“Jakarta sekarang sawah tidak ada. Dan sektor manufaktur sudah banyak pindah ke (daerah) yang UMR-nya lebih rendah karena ini terkait dengan production cost.”
“Dan yang tersisa adalah segmen-segmen untuk lowongan tenaga ahli, untuk S1 ke atas dan inipun realitanya tidak semua S1 bisa diserap di Jakarta. Kalau mau kita bicara, perusahaan-perusahaan dari kampus 10 besar atau 15 besar,” katanya dikutip dari program Sapa Indonesia Pagi di YouTube Kompas TV, Rabu (2/4/2025).
Justin mengatakan lapangan pekerjaan yang tersedia juga tidak mencukupi bagi angkatan kerja yang akan datang ke Jakarta.
“Untuk sektor formal, sekitar 11 juta masyarakat Jakarta sendiri, masih banyak yang pengangguran juga. Bahkan dari 11 juta ini, 5 juta mengajukan DTKS untuk KJP maupun lansia,” tuturnya.
Sementara, pengamat tata kota dari Universitas Trisakti, Yayat Supriyatna menuturkan tren ekonomi di Jakarta telah berpindah yaitu menjadi “kota online”.
Adapun yang dimaksud “kota online” adalah ekonomi Jakarta digerakan di sektor retail dan jasa transportasi.
“Jakarta itu adalah kota tersier. Data yang menunjukkan saat ini yang dominan di Jakarta kalau mau bekerja itu dalam konteks retail kecil dan besar dan jasa pelayanan di sektor transportasi atau motornya,” katanya.

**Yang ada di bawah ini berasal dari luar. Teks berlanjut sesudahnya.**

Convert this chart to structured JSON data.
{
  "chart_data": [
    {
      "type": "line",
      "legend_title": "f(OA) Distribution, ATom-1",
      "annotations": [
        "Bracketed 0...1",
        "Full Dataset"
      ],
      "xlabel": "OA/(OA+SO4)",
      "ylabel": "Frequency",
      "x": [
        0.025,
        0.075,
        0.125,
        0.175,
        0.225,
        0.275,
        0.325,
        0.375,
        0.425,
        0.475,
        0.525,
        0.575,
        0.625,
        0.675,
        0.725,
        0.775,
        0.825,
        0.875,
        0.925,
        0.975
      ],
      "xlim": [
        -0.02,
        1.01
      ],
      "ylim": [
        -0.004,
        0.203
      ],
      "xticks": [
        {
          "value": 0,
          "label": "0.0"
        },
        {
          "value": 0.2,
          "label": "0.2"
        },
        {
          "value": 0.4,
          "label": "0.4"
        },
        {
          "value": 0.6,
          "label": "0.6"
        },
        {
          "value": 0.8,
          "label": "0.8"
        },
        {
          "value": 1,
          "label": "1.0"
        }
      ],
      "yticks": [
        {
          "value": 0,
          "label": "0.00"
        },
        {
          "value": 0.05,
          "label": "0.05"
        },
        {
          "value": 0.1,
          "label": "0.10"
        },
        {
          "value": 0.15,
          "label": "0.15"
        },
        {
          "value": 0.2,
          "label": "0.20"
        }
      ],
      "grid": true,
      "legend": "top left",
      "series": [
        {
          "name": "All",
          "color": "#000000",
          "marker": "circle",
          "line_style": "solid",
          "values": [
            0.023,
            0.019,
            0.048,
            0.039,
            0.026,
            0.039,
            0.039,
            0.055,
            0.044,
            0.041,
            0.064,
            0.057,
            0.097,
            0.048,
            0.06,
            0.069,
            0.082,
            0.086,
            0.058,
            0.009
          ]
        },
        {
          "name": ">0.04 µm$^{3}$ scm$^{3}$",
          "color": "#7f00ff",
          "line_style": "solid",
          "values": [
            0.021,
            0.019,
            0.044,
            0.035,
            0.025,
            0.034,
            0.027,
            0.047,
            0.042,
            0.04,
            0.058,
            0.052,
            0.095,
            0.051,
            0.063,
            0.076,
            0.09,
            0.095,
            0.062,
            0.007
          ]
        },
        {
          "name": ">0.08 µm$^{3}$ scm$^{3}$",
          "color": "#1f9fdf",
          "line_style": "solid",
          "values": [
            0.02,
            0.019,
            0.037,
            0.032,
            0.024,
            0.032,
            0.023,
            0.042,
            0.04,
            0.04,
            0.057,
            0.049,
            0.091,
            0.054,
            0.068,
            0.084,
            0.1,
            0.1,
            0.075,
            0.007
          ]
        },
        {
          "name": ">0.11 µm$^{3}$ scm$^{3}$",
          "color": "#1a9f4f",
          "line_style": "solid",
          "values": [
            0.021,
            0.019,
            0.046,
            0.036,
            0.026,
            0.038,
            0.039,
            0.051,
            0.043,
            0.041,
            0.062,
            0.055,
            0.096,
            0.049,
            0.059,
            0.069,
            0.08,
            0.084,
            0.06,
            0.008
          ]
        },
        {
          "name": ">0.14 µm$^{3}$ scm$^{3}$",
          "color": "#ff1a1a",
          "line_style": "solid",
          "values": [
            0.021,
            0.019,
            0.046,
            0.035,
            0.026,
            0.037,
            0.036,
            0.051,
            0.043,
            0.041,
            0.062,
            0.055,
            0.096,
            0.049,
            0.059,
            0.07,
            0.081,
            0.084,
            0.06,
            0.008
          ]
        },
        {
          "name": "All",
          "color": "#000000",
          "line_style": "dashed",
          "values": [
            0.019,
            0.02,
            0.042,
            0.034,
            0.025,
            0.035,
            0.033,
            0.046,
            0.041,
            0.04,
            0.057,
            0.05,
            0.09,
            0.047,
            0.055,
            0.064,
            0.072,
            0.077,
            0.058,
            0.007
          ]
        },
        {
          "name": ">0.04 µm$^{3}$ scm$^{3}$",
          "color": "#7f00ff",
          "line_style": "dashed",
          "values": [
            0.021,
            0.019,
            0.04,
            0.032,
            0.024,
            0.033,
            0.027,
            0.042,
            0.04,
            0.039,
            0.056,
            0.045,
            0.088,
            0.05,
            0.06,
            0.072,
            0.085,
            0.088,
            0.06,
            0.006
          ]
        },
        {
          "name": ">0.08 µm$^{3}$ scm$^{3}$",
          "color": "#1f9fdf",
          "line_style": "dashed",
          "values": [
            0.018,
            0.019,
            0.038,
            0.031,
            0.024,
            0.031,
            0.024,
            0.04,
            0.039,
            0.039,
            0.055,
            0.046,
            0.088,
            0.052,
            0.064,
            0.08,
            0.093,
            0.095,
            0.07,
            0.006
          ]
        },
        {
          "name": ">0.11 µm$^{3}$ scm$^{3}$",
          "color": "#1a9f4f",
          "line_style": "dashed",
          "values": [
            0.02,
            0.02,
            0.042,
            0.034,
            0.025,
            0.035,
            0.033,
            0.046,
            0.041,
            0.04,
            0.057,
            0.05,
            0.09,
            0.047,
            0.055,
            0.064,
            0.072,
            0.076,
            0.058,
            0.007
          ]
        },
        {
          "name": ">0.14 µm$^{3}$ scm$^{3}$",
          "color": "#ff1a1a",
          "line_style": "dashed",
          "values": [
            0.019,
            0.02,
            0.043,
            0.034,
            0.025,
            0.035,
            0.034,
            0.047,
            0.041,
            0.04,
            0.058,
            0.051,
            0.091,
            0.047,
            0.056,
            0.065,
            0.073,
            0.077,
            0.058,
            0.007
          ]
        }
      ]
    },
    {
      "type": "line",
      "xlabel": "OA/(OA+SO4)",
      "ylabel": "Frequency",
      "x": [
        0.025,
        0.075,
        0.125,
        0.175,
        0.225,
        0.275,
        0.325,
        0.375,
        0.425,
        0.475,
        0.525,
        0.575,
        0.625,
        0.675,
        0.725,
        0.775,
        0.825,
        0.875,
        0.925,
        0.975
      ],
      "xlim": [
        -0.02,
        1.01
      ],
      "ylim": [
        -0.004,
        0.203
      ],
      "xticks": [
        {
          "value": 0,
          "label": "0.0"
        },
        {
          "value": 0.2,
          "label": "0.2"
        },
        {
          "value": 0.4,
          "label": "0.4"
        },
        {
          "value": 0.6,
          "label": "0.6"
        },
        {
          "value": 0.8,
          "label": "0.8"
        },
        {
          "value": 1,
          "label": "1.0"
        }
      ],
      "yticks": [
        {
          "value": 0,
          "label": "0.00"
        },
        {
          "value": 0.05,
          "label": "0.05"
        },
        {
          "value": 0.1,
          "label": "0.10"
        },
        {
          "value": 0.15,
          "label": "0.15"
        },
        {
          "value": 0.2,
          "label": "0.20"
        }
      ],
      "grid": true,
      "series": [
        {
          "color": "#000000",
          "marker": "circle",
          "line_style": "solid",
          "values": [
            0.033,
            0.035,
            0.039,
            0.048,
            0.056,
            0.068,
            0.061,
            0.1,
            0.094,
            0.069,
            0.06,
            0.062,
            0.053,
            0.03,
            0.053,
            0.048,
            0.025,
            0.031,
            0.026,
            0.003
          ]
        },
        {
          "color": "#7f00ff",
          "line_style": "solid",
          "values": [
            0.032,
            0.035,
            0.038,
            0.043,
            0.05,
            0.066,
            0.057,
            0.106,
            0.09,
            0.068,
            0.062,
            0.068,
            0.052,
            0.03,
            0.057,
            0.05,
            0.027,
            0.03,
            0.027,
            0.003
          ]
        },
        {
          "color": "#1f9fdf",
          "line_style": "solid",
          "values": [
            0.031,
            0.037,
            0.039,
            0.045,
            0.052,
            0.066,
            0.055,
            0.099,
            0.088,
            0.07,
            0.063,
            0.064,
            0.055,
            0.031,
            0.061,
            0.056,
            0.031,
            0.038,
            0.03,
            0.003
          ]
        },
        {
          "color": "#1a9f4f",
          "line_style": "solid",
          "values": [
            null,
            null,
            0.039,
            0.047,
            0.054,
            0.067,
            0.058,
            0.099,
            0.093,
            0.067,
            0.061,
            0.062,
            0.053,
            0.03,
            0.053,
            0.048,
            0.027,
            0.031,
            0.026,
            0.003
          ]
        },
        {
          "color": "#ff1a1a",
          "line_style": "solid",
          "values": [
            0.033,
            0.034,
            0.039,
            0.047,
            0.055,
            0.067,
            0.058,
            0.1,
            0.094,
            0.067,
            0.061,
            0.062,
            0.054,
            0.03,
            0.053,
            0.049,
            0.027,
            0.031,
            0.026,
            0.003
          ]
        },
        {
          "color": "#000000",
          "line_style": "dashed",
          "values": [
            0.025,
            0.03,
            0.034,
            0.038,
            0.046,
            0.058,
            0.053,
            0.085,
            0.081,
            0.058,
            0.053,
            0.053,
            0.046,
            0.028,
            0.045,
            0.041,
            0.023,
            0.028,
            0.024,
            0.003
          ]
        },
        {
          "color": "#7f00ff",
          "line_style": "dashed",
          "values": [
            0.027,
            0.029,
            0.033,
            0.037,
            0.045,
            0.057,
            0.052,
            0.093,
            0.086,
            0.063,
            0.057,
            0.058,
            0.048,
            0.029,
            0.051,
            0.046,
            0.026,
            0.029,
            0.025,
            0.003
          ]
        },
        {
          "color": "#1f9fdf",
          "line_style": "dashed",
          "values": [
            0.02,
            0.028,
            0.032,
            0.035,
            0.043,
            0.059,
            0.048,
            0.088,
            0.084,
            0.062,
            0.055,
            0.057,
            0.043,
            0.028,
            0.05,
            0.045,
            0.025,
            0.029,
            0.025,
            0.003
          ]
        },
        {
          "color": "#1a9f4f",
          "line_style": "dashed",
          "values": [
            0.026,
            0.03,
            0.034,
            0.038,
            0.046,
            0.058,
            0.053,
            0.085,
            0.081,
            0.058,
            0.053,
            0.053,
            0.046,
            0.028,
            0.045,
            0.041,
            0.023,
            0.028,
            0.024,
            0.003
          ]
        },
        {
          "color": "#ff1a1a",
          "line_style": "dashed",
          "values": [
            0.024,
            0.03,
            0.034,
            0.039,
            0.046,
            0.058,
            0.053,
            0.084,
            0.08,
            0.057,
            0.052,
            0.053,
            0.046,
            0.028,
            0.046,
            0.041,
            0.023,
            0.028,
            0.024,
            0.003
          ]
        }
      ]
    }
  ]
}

Yayat juga mencatat adanya permasalahan baru soal kebijakan Pramono yang akan mendata pendatang terkait identitasnya.
Pasalnya, Pemprov Jakarta akan mengalami kesulitan akibat tren ekonomi yang sudah berpindah di mana Yayat menilai banyak pekerja yang menganggap bahwa Jakarta hanyalah tempat untuk mencari uang alih-alih sebagai tempat tinggal.
“Catatan yang paling menarik adalah Jakarta tengah membuat rancangan peraturan daerah baru di mana dikatakan Pak Pram masuk Jakarta harus identitasnya jelas.”
“Dia posisinya mau permanen, atau menjadi penduduk yang komuter, atau penduduk yang non permanen. Karena banyak yang masuk Jakarta itu ibaratnya numpang,” kata Yayat.